— Заткнись! — повторила она.
— Забравший тебя отсыпал им много марок. Золото ослепляет. Отдать одного ребенка, чтобы прокормить других. Так… по-человечески. Только деньги ничего не стоят, когда нет еды. — Он хихикнул. — А быть может, она знала? Твоя мать знала, что ждет город, таувин? Что будет. Быть может, она хотела спасти хоть одного? Отдать для лучшей жизни? Это ведь тоже так по-человечески. Ну и как? Твоя жизнь лучше, чем их смерть?

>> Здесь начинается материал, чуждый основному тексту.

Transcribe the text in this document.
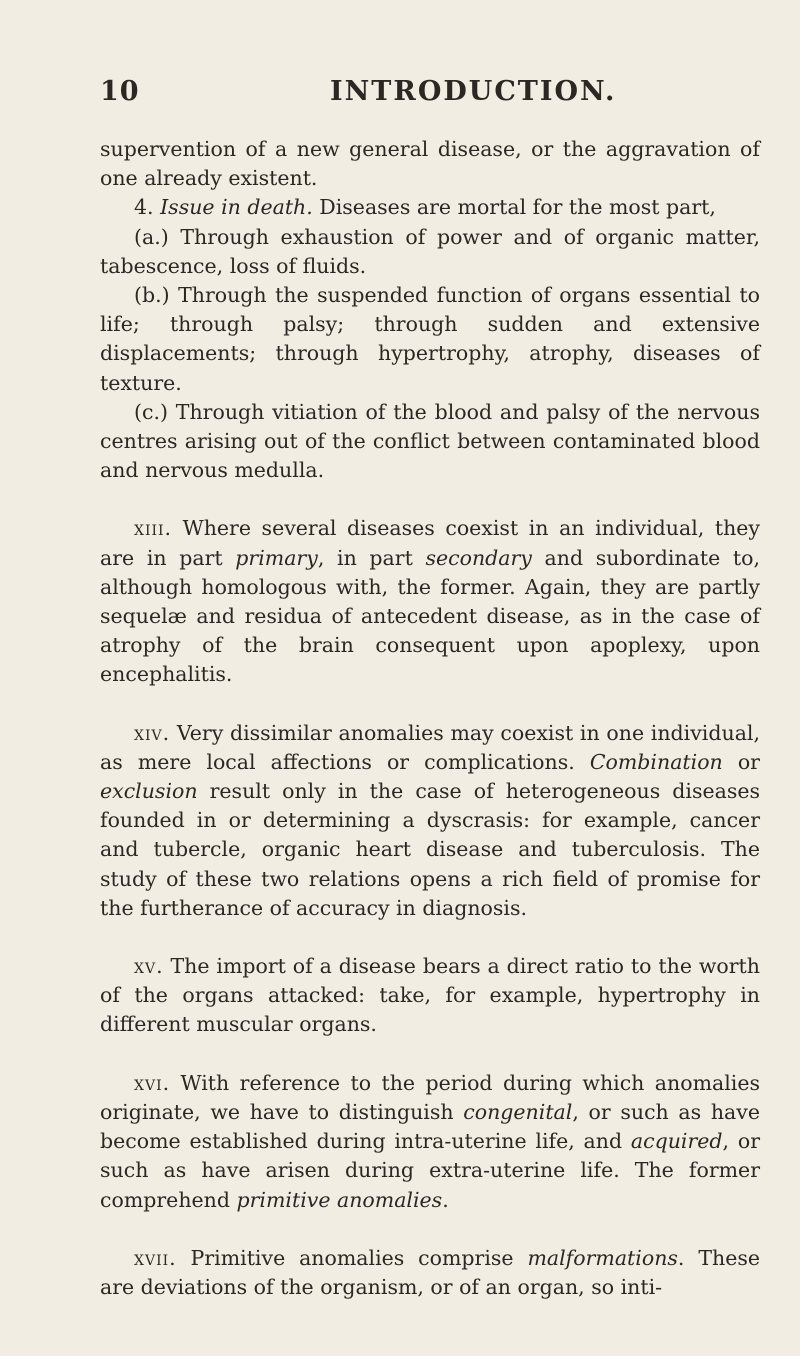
10	INTRODUCTION.

supervention of a new general disease, or the aggravation of one already existent.

4. Issue in death. Diseases are mortal for the most part,

(a.) Through exhaustion of power and of organic matter, tabescence, loss of fluids.

(b.) Through the suspended function of organs essential to life; through palsy; through sudden and extensive displacements; through hypertrophy, atrophy, diseases of texture.

(c.) Through vitiation of the blood and palsy of the nervous centres arising out of the conflict between contaminated blood and nervous medulla.

xiii. Where several diseases coexist in an individual, they are in part primary, in part secondary and subordinate to, although homologous with, the former. Again, they are partly sequelæ and residua of antecedent disease, as in the case of atrophy of the brain consequent upon apoplexy, upon encephalitis.

xiv. Very dissimilar anomalies may coexist in one individual, as mere local affections or complications. Combination or exclusion result only in the case of heterogeneous diseases founded in or determining a dyscrasis: for example, cancer and tubercle, organic heart disease and tuberculosis. The study of these two relations opens a rich field of promise for the furtherance of accuracy in diagnosis.

xv. The import of a disease bears a direct ratio to the worth of the organs attacked: take, for example, hypertrophy in different muscular organs.

xvi. With reference to the period during which anomalies originate, we have to distinguish congenital, or such as have become established during intra-uterine life, and acquired, or such as have arisen during extra-uterine life. The former comprehend primitive anomalies.

xvii. Primitive anomalies comprise malformations. These are deviations of the organism, or of an organ, so inti-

— Иди сюда, и я расскажу тебе!
И снова смех.
— Как ты думаешь, как они умирали? Кто первый? Сделала ли она что-нибудь для твоих братьев и сестры? Убила самого младшего и скормила остальным? Или поила их собственной кровью, прежде чем умереть? Не хочешь узнать?
Дверь дома резко распахнулась, швырнув подпиравший ее снег в Лавиани. Она задохнулась, колючие льдинки ударили по щекам, оставляя на них мелкие розовые царапины. Машинально сделала шаг назад, но сугроб мягко держал ноги, и сойка, потеряв равновесие, упала на спину, погрузилась в ледяной саркофаг, забарахталась, пытаясь выбраться, но ее засосало точно в болото, накрыло темными ладонями, и женщина вскочила, хватая ртом воздух.
Зима исчезла, на открытой веранде светило мягкое солнце, и летний воздух, наполненный ароматами мяты, руты и шалфея, пьянил ее легкие. Шпили Рионы, амарантовые, лазурные и бледно-васильковые, сверкали прямо перед ней, пытаясь дотянуться до редких облаков.
Лавиани увидела свои руки: морщин на них совсем не было, как и двух приметных, пусть и тонких шрамов. Надо полагать, волосы у нее тоже сейчас не такие белые, как обычно. Ей хватило нескольких секунд, чтобы понять, где она оказалась. И со смесью ужаса и неверия она уставилась на мольберт, за которым скрывался человек, рисовавший портрет.
Ее портрет.
Она начала отступать, молясь сама не зная кому, чтобы на нее не посмотрели, и только сейчас ощутила, что ее ноги босые.
Как в тот вечер.
Он все же выглянул из-за картины, и между его бровей появилась складка.
— Эй? Ты чего?
Лавиани заставила себя поверить, что нельзя вернуться в прошлое. Что это еще одно наваждение. Мерзкая шутка демона, копающегося в ее голове. Она знала, что мужчины не существует, но не могла отвести взгляда от его глаз.
Ярко-синих. Как у сына.
Он, приподняв кисть, посмотрел на ее руку:
— Зачем тебе это копье?
— Я… — Ее голос дрогнул. — Я сейчас вернусь.
Сколько себя ни убеждай, сойка знала, если он попросит остаться, она не сможет отказать. Хотя уверена, что это — сон. Хуже сна. Но даже несмотря на всю свою волю, она захочет остаться здесь.
А это означало лишь одно — ее проигрыш и победу шаутта.